The team's ability to conduct these analyses on massive datasets was made possible because Mirarab's lab designed their computational methods to run on powerful GPU machines. They ran their calculations on the Expanse supercomputer at the San Diego Supercomputer at UC San Diego.

"We were fortunate to have access to such a high-end supercomputer," said Mirarab. "Without Expanse, we would not have been able to run and rerun our analyses on such large datasets in a reasonable amount of time."

The researchers also looked at the effects of different genome sampling methods on the accuracy of the tree. They showed that two strategies—sequencing many genes from each species, as well as sequencing many species—combined together are important for reconstructing this evolutionary history.
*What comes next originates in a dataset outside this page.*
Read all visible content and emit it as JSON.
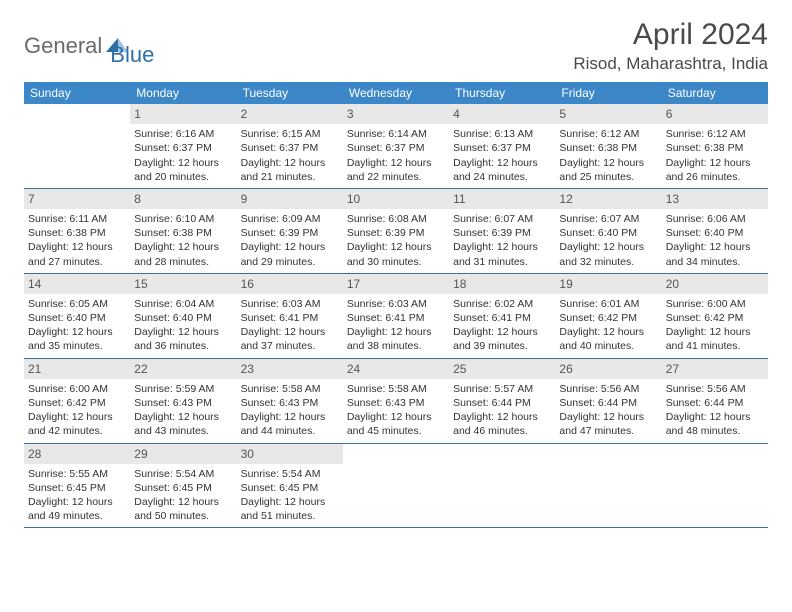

"Because we used a mixture of both strategies, we could test which approach has stronger impacts on phylogenetic reconstruction," said Josefin Stiller, professor of biology at the University of Copenhagen and lead author of the Nature paper. "We found that it was more important to sample many genetic sequences from each organism than it was to sample from a broader range of species, although the latter method helped us to date when different groups evolved."

Correcting the past

With the aid of their advanced computational methods, the researchers were also able to shed light on something unusual that they had discovered in one of their previous studies: a particular section of one chromosome in the bird genome had remained unchanged for millions of years, void of the expected patterns of genetic recombination.

This anomaly initially led the researchers to incorrectly group flamingos and doves together as evolutionary cousins, for they appeared closely related based on this unchanged section of DNA. That's because their previous analysis was based on the genomes of 48 bird species. But by repeating their analysis using the genomes of 363 species, a more accurate family tree emerged that moved doves further from flamingos. Moreover, using six high-quality genomes provided by the Vertebrate Genome Project (VGP)—led by co-author Erich Jarvis, a professor of neurobiology at Rockefeller University—Mirarab and colleagues were able to detect and putatively explain this surprising pattern.
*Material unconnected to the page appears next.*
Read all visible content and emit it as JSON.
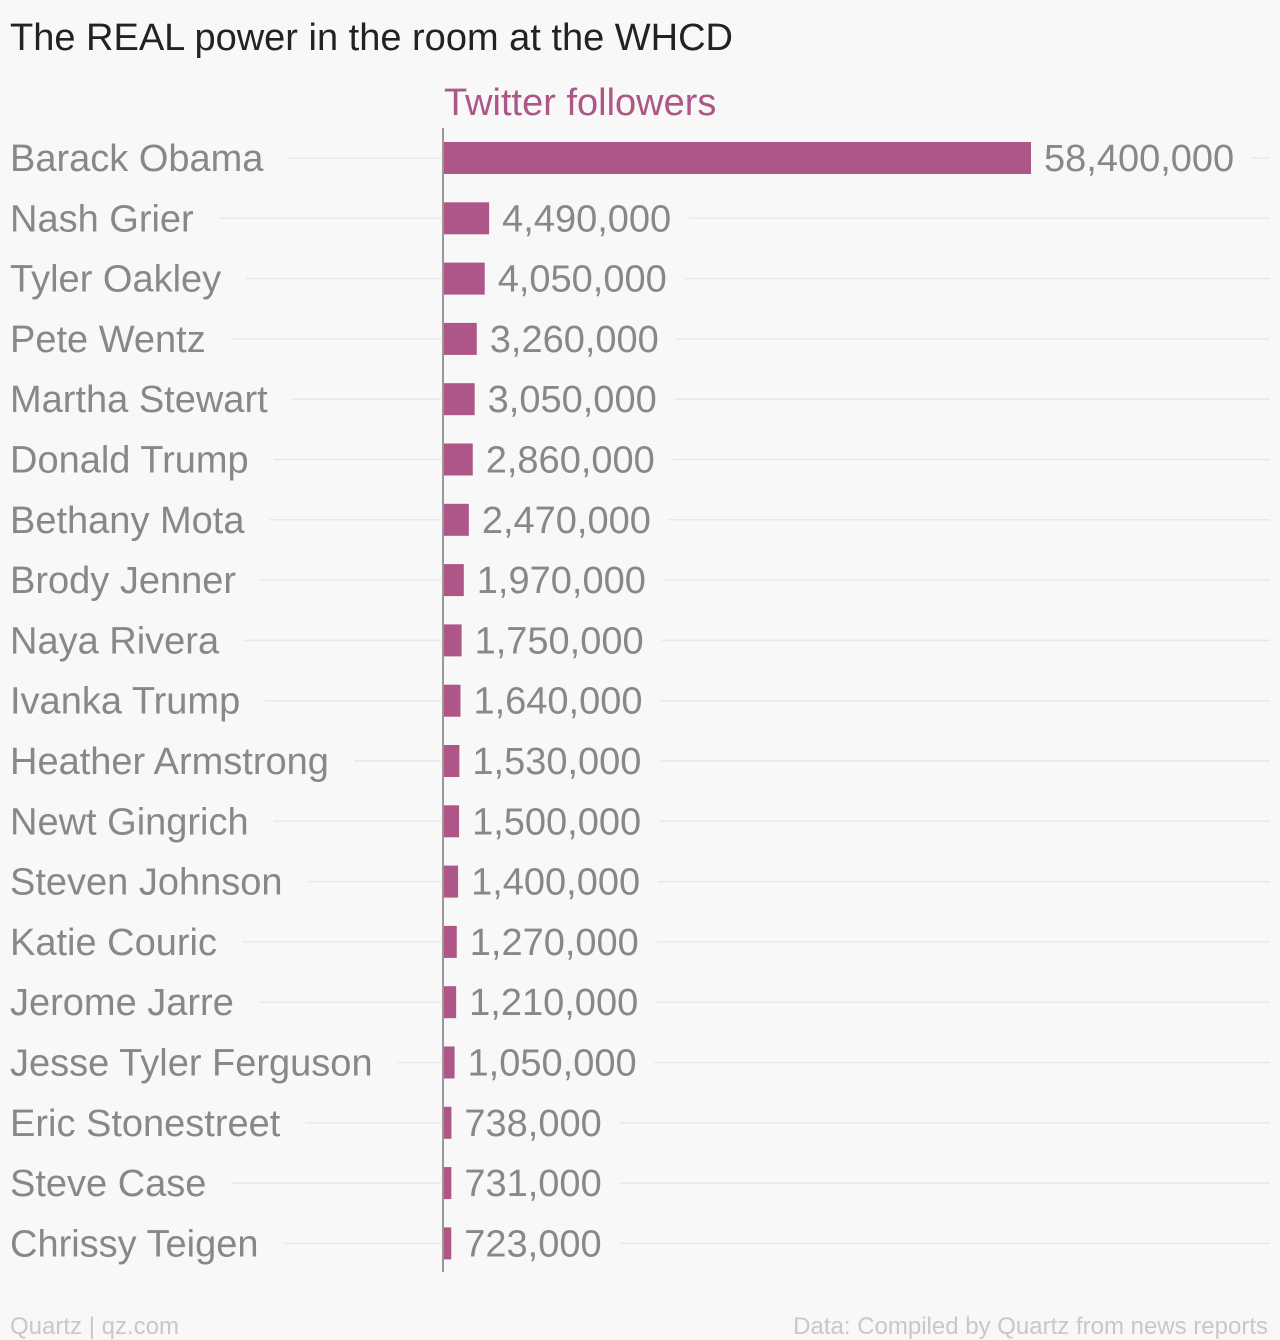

"What's surprising is that this period of suppressed recombination could mislead the analysis," said Edward Braun, professor of biology at the University of Florida and co-corresponding author of the PNAS paper. "And because it could mislead the analysis, it was actually detectable more than 60 million years in the future. That's the cool part."

Next steps

The impact of this work extends far beyond studying the evolutionary history of birds. The computational methods pioneered by Mirarab's lab have become one of the standard tools for reconstructing evolutionary trees for a variety of other animals.
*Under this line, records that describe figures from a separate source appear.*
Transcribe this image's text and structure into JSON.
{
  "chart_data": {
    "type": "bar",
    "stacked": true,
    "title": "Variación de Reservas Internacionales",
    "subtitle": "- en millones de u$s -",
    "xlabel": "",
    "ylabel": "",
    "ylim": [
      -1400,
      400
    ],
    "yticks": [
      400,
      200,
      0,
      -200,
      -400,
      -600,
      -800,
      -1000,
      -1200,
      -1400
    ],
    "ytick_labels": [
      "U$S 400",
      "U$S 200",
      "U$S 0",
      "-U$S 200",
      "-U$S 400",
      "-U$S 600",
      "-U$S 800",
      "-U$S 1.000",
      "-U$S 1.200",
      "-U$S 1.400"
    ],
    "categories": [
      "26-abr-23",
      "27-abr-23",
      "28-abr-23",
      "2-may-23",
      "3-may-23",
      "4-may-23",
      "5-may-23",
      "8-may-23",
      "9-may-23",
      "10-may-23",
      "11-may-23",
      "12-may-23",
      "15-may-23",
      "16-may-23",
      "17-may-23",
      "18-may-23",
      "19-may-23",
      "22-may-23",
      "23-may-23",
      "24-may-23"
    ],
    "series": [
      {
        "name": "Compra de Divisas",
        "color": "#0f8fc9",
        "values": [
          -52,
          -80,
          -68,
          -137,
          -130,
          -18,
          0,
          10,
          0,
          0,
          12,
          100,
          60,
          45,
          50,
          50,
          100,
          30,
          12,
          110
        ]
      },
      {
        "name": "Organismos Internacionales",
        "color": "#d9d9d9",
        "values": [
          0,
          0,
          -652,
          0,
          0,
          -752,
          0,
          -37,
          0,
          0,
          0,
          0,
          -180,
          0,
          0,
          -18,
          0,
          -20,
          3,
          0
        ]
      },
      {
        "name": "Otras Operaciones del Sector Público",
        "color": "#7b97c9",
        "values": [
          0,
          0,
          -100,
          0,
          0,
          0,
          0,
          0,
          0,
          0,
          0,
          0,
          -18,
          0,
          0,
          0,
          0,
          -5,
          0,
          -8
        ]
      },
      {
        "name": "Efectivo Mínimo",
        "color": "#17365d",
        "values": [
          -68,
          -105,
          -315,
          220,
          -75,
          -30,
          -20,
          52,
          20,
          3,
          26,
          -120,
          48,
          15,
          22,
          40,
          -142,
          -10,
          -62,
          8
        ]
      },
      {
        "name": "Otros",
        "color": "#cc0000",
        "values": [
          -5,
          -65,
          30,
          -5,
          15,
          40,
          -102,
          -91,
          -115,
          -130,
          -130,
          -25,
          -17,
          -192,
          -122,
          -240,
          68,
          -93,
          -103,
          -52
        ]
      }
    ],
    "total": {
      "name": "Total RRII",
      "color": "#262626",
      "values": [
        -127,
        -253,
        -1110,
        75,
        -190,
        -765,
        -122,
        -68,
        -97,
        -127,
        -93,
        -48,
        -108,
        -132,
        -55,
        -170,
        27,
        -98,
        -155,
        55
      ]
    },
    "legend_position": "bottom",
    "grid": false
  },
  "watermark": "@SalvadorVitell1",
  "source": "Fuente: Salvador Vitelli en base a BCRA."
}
Moving forward, the team is continuing their efforts to construct a complete picture of bird evolution. Biologists are working on sequencing the genomes of additional bird species in the hopes of expanding the family tree to include thousands of bird genera. Meanwhile, computational scientists led by Mirarab are refining their algorithms to accommodate even larger datasets to ensure that analyses in future studies are conducted with high speed and accuracy.

Nature paper: "Complexity of avian evolution revealed by family-level genomes."

PNAS paper: "A region of suppressed recombination misleads neoavian phylogenomics."